Sometimes we rank well on one engine for a specific keyphrase and assume that each one search engines will like our pages, and hence we have a tendency to will rank well for that keyphrase on a range of engines. Unfortunately this is often rarely the case. All the majorsearch engines differ somewhat, so what is get you ranked high on one engine may really help to lower your ranking on another engine.
It’s because of this that some individuals prefer to optimize pages for each explicit search engine. Usually these pages would only be slightly totally different however this slight difference may build all the difference when it comes to ranking high.
However as a result of search engine spiders crawl through sites indexing each page it will find, it might come across your search engine specific optimizes pages and because they’re terribly similar, the spider may assume you are spamming it and will do one in every of two things, ban your website altogether or severely punish you in the form of lower rankings.

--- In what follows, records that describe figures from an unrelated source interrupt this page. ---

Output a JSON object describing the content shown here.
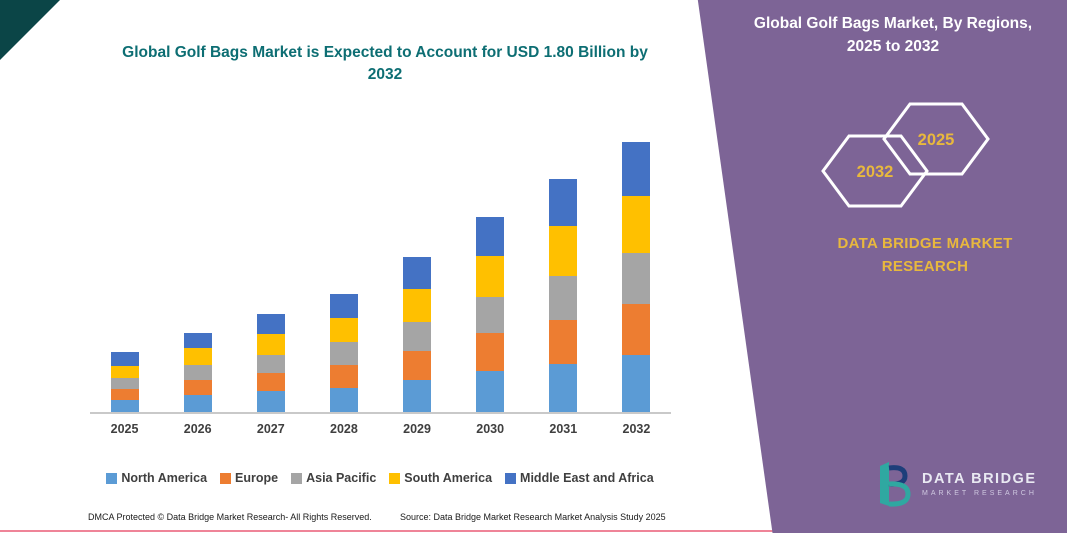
{
  "colors": {
    "teal": "#0d6e73",
    "purple": "#7d6496",
    "corner": "#0b4547",
    "gold": "#e8b83d",
    "axis": "#c9c9c9",
    "label": "#3f3f3f",
    "line_pink": "#ef8498"
  },
  "left": {
    "title": "Global Golf Bags Market is Expected to Account for USD 1.80 Billion by 2032",
    "footer_dmca": "DMCA Protected © Data Bridge Market Research-  All Rights Reserved.",
    "footer_source": "Source: Data Bridge Market Research  Market Analysis Study 2025"
  },
  "right": {
    "title": "Global Golf Bags Market, By Regions, 2025 to 2032",
    "hexagons": [
      "2032",
      "2025"
    ],
    "brand": "DATA BRIDGE MARKET RESEARCH",
    "logo_name": "DATA BRIDGE",
    "logo_sub": "MARKET RESEARCH"
  },
  "chart_data": {
    "type": "bar",
    "stacked": true,
    "title": "Global Golf Bags Market is Expected to Account for USD 1.80 Billion by 2032",
    "unit": "USD Billion",
    "categories": [
      "2025",
      "2026",
      "2027",
      "2028",
      "2029",
      "2030",
      "2031",
      "2032"
    ],
    "series": [
      {
        "name": "North America",
        "color": "#5B9BD5",
        "values": [
          0.08,
          0.11,
          0.14,
          0.16,
          0.21,
          0.27,
          0.32,
          0.38
        ]
      },
      {
        "name": "Europe",
        "color": "#ED7D31",
        "values": [
          0.07,
          0.1,
          0.12,
          0.15,
          0.19,
          0.25,
          0.29,
          0.34
        ]
      },
      {
        "name": "Asia Pacific",
        "color": "#A5A5A5",
        "values": [
          0.07,
          0.1,
          0.12,
          0.15,
          0.19,
          0.24,
          0.29,
          0.34
        ]
      },
      {
        "name": "South America",
        "color": "#FFC000",
        "values": [
          0.08,
          0.11,
          0.14,
          0.16,
          0.22,
          0.27,
          0.33,
          0.38
        ]
      },
      {
        "name": "Middle East and Africa",
        "color": "#4472C4",
        "values": [
          0.09,
          0.1,
          0.13,
          0.16,
          0.21,
          0.26,
          0.31,
          0.36
        ]
      }
    ],
    "totals": [
      0.39,
      0.52,
      0.65,
      0.78,
      1.02,
      1.29,
      1.54,
      1.8
    ],
    "ylim": [
      0,
      1.9
    ],
    "grid": false,
    "legend_position": "bottom"
  }
}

The solution is that this case is to stop specific Search Engine spiders from indexing some of your net pages. This is often done employing a robots.txt file which resides on your webspace.

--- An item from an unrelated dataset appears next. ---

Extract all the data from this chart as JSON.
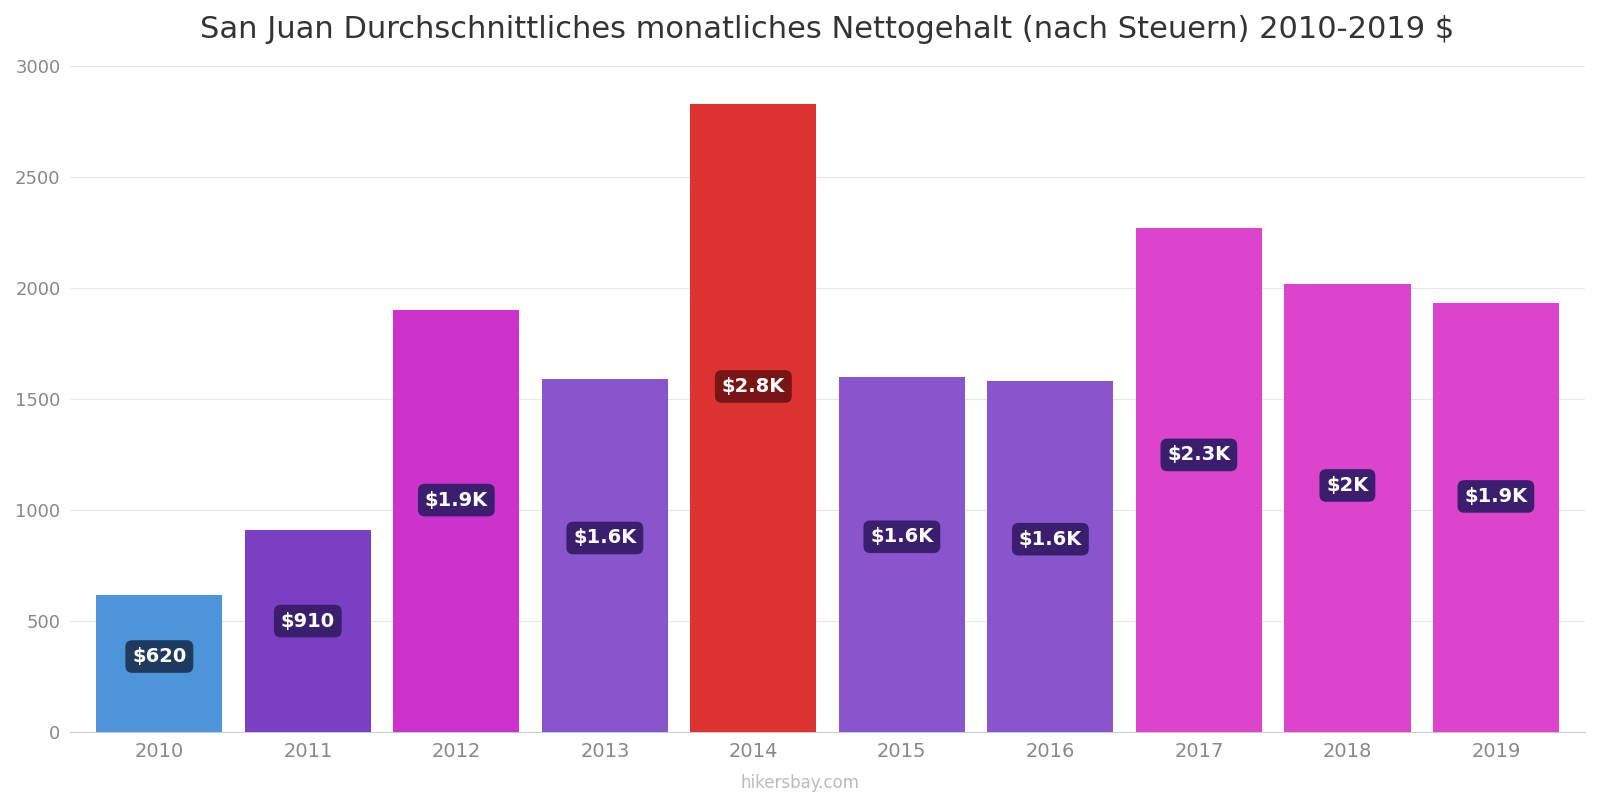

A Robots.txt file is a vital part of any webmasters battle against obtaining banned or punished by the search engines if she styles different pages for various search engine’s.
The robots.txt file is just a straightforward text file because the file extension suggests. It’s created using a easy text editor like notepad or WordPad, difficult word processors like Microsoft Word can only corrupt the file.

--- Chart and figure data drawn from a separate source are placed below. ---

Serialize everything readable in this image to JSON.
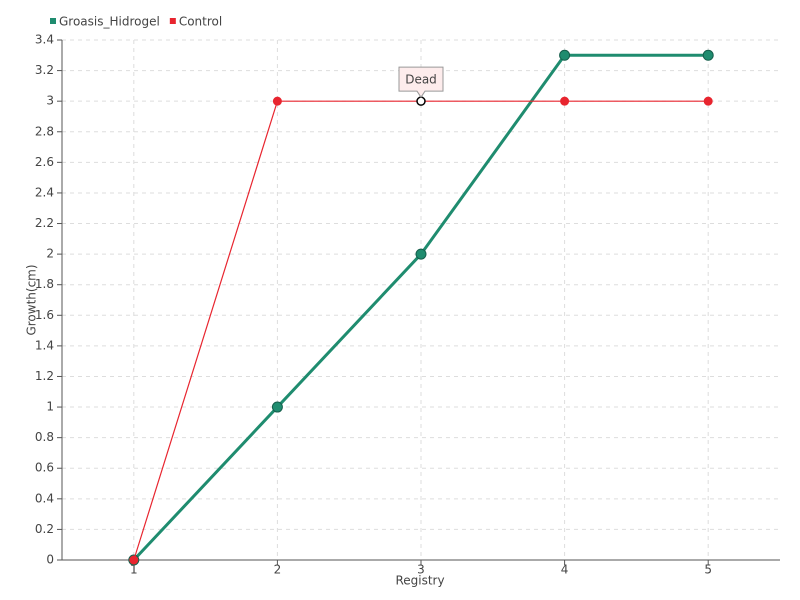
{
  "chart_data": {
    "type": "line",
    "x_label": "Registry",
    "y_label": "Growth(cm)",
    "categories": [
      "1",
      "2",
      "3",
      "4",
      "5"
    ],
    "series": [
      {
        "name": "Groasis_Hidrogel",
        "color": "#1f8c6f",
        "values": [
          0,
          1,
          2,
          3.3,
          3.3
        ]
      },
      {
        "name": "Control",
        "color": "#e8252f",
        "values": [
          0,
          3,
          3,
          3,
          3
        ]
      }
    ],
    "annotation": "Dead",
    "ylim": [
      0,
      3.4
    ],
    "yticks": [
      0,
      0.2,
      0.4,
      0.6,
      0.8,
      1,
      1.2,
      1.4,
      1.6,
      1.8,
      2,
      2.2,
      2.4,
      2.6,
      2.8,
      3,
      3.2,
      3.4
    ],
    "grid": true,
    "legend": "top-left"
  }
}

You’ll be able to insert bound code during this text file to make it work. This is how it can be done.
User-Agent: (Spider Name)
Disallow: (File Name)
The User-Agent is that the name of the search engines spider and Disallow is the name of the file that you do not need that spider to index.
You have to begin a new batch of code for each engine, however if you would like to list multiply disallow files you’ll be able to one below another. For example
User-Agent: Slurp (Inktomi’s spider)
The on top of code disallows Inktomi to spider two pages optimized for Google (gg) and two pages optimized for AltaVista (al). If Inktomi were allowed to spider these pages as well because the pages specifically made for Inktomi, you will run the chance of being banned or penalized. Hence, it is often a smart idea to use arobots.txt file.
The robots.txt file resides on your webspace, however where on your webspace? The root directory! If you upload your file to sub-directories it will not work. If you needed to disallow all engines from indexing a file, you simply use the “*” character where the engines name would sometimes be. But beware that the “*” character won’t work on the Disallow line.
Here are the names of a few of the massive engines:
Excite – ArchitextSpider
AltaVista – Scooter
Lycos – Lycos_Spider_(T-Rex)
Google – Googlebot
Alltheweb – FAST-WebCrawler
Be sure to check over the file before uploading it, as you’ll have made a easy mistake, that might mean your pages are indexed by engines you do not need to index them, or perhaps worse none of your pages may be indexed.